Dengan adanya BI-FAST, diharapkan pelaku industri akan terus berinovasi dengan mengoptimalkan nilai tambah dari layanan BI-FAST yang consumer centric, untuk meningkatkan inklusi keuangan dan mempercepat pemulihan ekonomi melalui efisiensi transaksi.
Keunggulan BI-FAST
Untuk diketahui, skema harga BI-Fast terhitung murah untuk melayani kebutuhan masyarakat. Skema harga BI-Fast dari BI ke peserta ditetapkan Rp19 per transaksi, sementara dari peserta ke nasabah ditetapkan maksimal Rp2.500 per transaksi.

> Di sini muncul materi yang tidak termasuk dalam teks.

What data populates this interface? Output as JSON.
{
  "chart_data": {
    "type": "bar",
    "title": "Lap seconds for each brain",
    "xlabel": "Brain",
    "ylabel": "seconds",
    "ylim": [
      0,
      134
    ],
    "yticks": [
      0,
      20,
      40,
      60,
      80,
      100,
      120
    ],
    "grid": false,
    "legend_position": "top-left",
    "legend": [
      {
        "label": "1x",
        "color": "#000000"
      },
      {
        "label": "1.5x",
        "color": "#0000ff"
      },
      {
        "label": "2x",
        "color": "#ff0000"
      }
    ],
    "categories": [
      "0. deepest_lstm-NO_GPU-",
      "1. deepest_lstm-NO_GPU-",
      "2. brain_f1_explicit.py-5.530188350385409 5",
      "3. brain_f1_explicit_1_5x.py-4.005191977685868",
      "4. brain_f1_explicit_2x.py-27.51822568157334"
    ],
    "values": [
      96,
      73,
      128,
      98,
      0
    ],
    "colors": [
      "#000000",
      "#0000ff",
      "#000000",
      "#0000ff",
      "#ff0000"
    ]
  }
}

Dilansir Bisnis.com, Nilai tersebut lebih murah dibandingkan dengan tarif SKNBI yang dipatok maksimum Rp2.900 per transaksi. Adapun, batas maksimal transfer BI-Fast Rp250 juta, sedangkan minimal transfer Rp1.
Selain itu, layanan BI-Fast akan memungkinkan nasabah melakukan transfer secara daring hanya melalui informasi nomor ponsel atau alamat email penerima.